Kan't Ban

David T. Anderson is the guru of the Kanban movement for managing software projects.

But a competent economic analyst he is not. He divides economic activities into those that "add value" and those that are "wasteful." But activities that do not add value to a final product (and are known not to add value) are not the activities of an economic producer at all: they are called "consumption" or "recreation." (The whole idea of "adding value" in production is itself questionable, but let's not go into that.)

For instance, he talks about staining a wood fence for a customer:
This involved a trip to Home Depot. There was also some preparation work required on the fence: some repairs, some sanding, and trimming plants... To allow access for painting. None of these activities could be described as adding value. The customer does not care that I have to make a trip to Home Depot. The customer does not care that this activity takes time. In fact, it is annoying, as it delays the start and the end of the project. (Emphasis mine.)
No, unless David intends to stain the fence with air or dirt, the trip to Home Depot does not "delay the start of the project." It is the start of the project. And neither does the customer "care" that the staining takes time: the customer would much prefer that David could stain the entire fence merely by thinking about it being stained. And the customer surely would be very annoyed if David simply stained right over the plants growing along the fence, rather than trimming them back, or failed to sand, so the stain would not take.
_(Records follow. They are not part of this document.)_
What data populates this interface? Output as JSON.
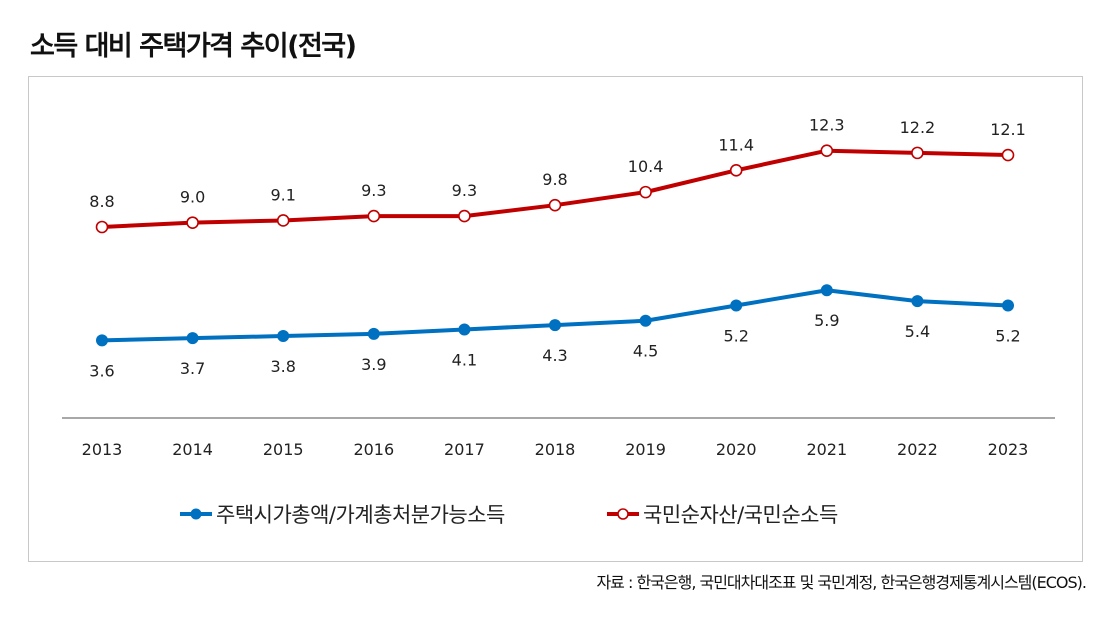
{
  "title": "소득 대비 주택가격 추이(전국)",
  "source": "자료 : 한국은행, 국민대차대조표 및 국민계정, 한국은행경제통계시스템(ECOS).",
  "chart_data": {
    "type": "line",
    "title": "소득 대비 주택가격 추이(전국)",
    "xlabel": "",
    "ylabel": "",
    "grid": false,
    "legend_position": "bottom",
    "categories": [
      "2013",
      "2014",
      "2015",
      "2016",
      "2017",
      "2018",
      "2019",
      "2020",
      "2021",
      "2022",
      "2023"
    ],
    "series": [
      {
        "name": "주택시가총액/가계총처분가능소득",
        "color": "#0070c0",
        "marker": "filled-circle",
        "label_position": "below",
        "values": [
          3.6,
          3.7,
          3.8,
          3.9,
          4.1,
          4.3,
          4.5,
          5.2,
          5.9,
          5.4,
          5.2
        ],
        "labels": [
          "3.6",
          "3.7",
          "3.8",
          "3.9",
          "4.1",
          "4.3",
          "4.5",
          "5.2",
          "5.9",
          "5.4",
          "5.2"
        ]
      },
      {
        "name": "국민순자산/국민순소득",
        "color": "#c00000",
        "marker": "hollow-circle",
        "label_position": "above",
        "values": [
          8.8,
          9.0,
          9.1,
          9.3,
          9.3,
          9.8,
          10.4,
          11.4,
          12.3,
          12.2,
          12.1
        ],
        "labels": [
          "8.8",
          "9.0",
          "9.1",
          "9.3",
          "9.3",
          "9.8",
          "10.4",
          "11.4",
          "12.3",
          "12.2",
          "12.1"
        ]
      }
    ]
  }
}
What Anderson is doing is simply arbitrarily designating certain costs as "not adding value" and then pointing out that the customer would like those costs minimized. But the customer would also like the costs that Anderson claims do add value to be minimized. In fact, the ideal production process takes no time and is completely costless. Until we can achieve such a process, all work that is required to deliver the final product "adds value." Any work that does not add value should not be reduced, as Anderson suggests, but completely done away with. (In fact, that Anderson talks about minimizing this work, instead of eliminating it, demonstrating that somewhere inside he knows his distinction is arbitrary.)

When it comes to producing software, Anderson distinguishes between things like meetings, that are "waste," and actual coding, which "adds value." Again, the distinction is completely arbitrary. Imagine we have a software-generating AI that can simply listen to humans holding a meeting about a piece of software, and then write the code. In that case, the only part of the production process involving humans would be meetings! The customer does not "care" about the meetings, but, in fact, doesn't "care" about the coding either: the customer only cares about the final product doing what he wants it to, however the product came about.
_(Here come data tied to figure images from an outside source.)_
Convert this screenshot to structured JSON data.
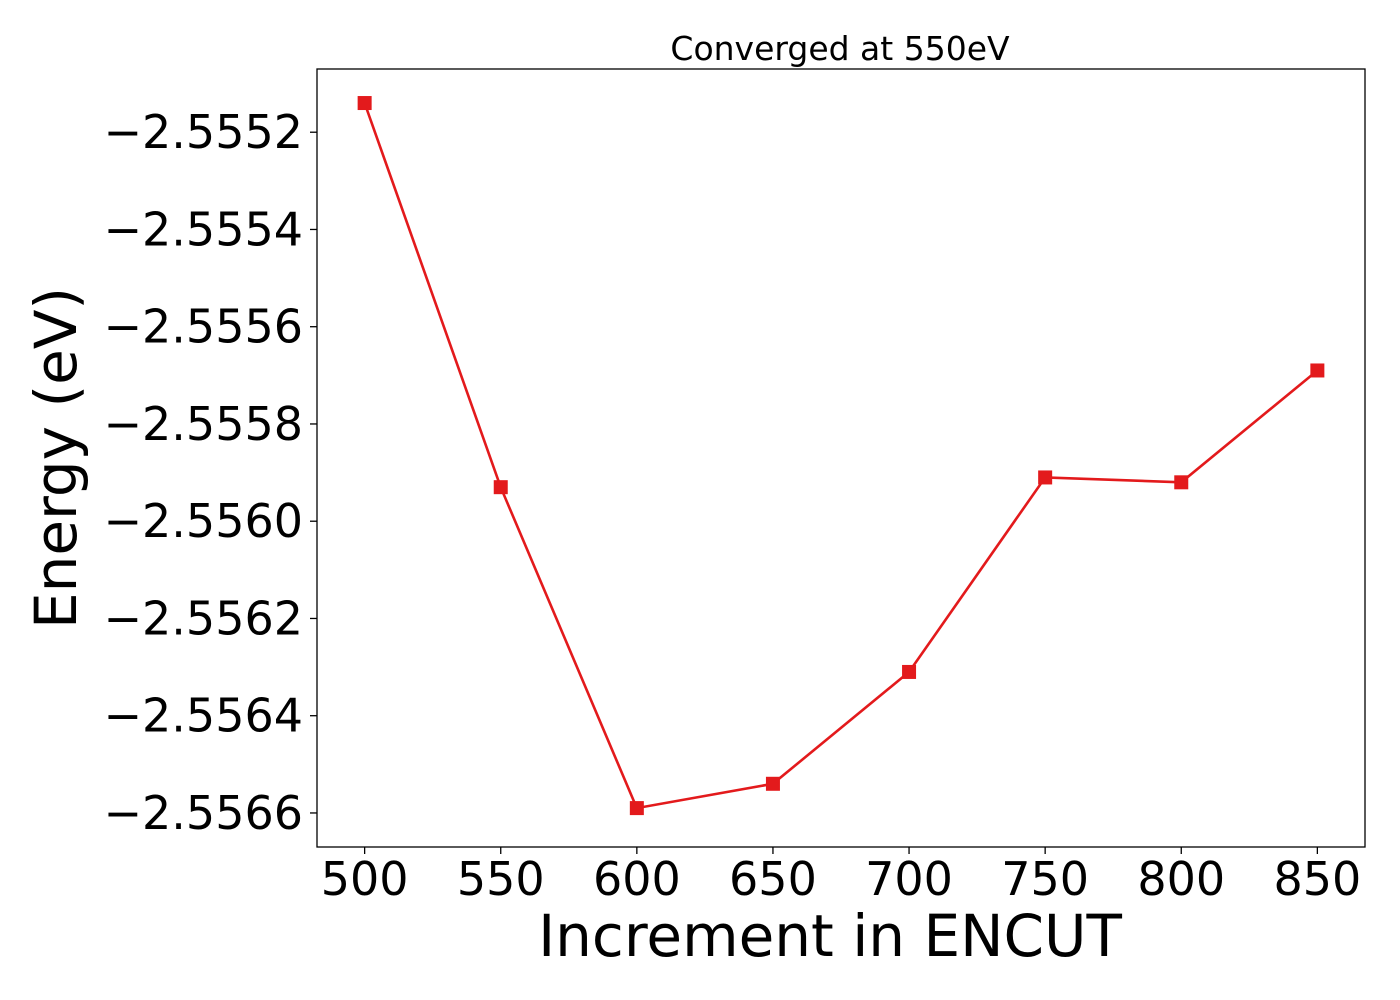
{
  "chart_data": {
    "type": "line",
    "title": "Converged at 550eV",
    "xlabel": "Increment in ENCUT",
    "ylabel": "Energy (eV)",
    "x": [
      500,
      550,
      600,
      650,
      700,
      750,
      800,
      850
    ],
    "series": [
      {
        "values": [
          -2.55514,
          -2.55593,
          -2.55659,
          -2.55654,
          -2.55631,
          -2.55591,
          -2.55592,
          -2.55569
        ],
        "color": "#e31a1c",
        "marker": "square"
      }
    ],
    "xlim": [
      482.5,
      867.5
    ],
    "ylim": [
      -2.55667,
      -2.55507
    ],
    "x_ticks": [
      500,
      550,
      600,
      650,
      700,
      750,
      800,
      850
    ],
    "x_tick_labels": [
      "500",
      "550",
      "600",
      "650",
      "700",
      "750",
      "800",
      "850"
    ],
    "y_ticks": [
      -2.5552,
      -2.5554,
      -2.5556,
      -2.5558,
      -2.556,
      -2.5562,
      -2.5564,
      -2.5566
    ],
    "y_tick_labels": [
      "−2.5552",
      "−2.5554",
      "−2.5556",
      "−2.5558",
      "−2.5560",
      "−2.5562",
      "−2.5564",
      "−2.5566"
    ],
    "grid": false,
    "legend": "none"
  }
}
Short of having such an AI, the question is, "Are the meetings being held helpful to producing a better software product?" If they are, they are "producing value." (Again, this is not really an accurate way to speak: production processes do not ladle out little dollops of value here and there into a product.) Think about a half-hour meeting where one software engineer discovers that his colleague has already written and debugged an algorithm that he was going to spend the next week writing and debugging. That meeting was "worth" a week of coding, since the first programmer is now freed up to code something else for the next week.

And if the meetings are not helping to produce a better product, they should simply be dropped.


  1. Coding adds *code*.

  2. I encountered similar confusions from a former boss of mine. He wanted me to calculate our per unit cost to create our product (with the goal of determining future pricing). I determined that almost all of our expenses were overhead and labor. If we assumed that we could get a lot more work done without hiring anyone new (which was reasonable at the time because business was very slow), then in fact our marginal cost was close to zero. This did not satisfy: that’s impossible, I was advised, because in fact we had considerable expenses. But those expenses were all overhead (assuming we weren't planning any layoffs, we were stuck with our current salary levels). If you include overhead, then all of our expenses are the cost of creating the product: simply divide total expenditures by units produced to get a per unit cost. This did not satisfy, either: I was advised that I should include only the expenses directly related to the product. But why would we be paying any other employees, for instance HR, if we don't need them to make the product? In the end, I had to arbitrarily decide which roles were more "hands-on" with the product and exclude the rest. As if everybody else was just hanging around like dead weight – including myself, spending all this time on the cost per unit analysis instead of making product!

    P.S. Arguably what we really needed was a model of how much new salary we would need to take on if we got so much new business that we had to hire people. I developed just such a model, but it was both complicated and highly speculative, so nobody paid any attention to it.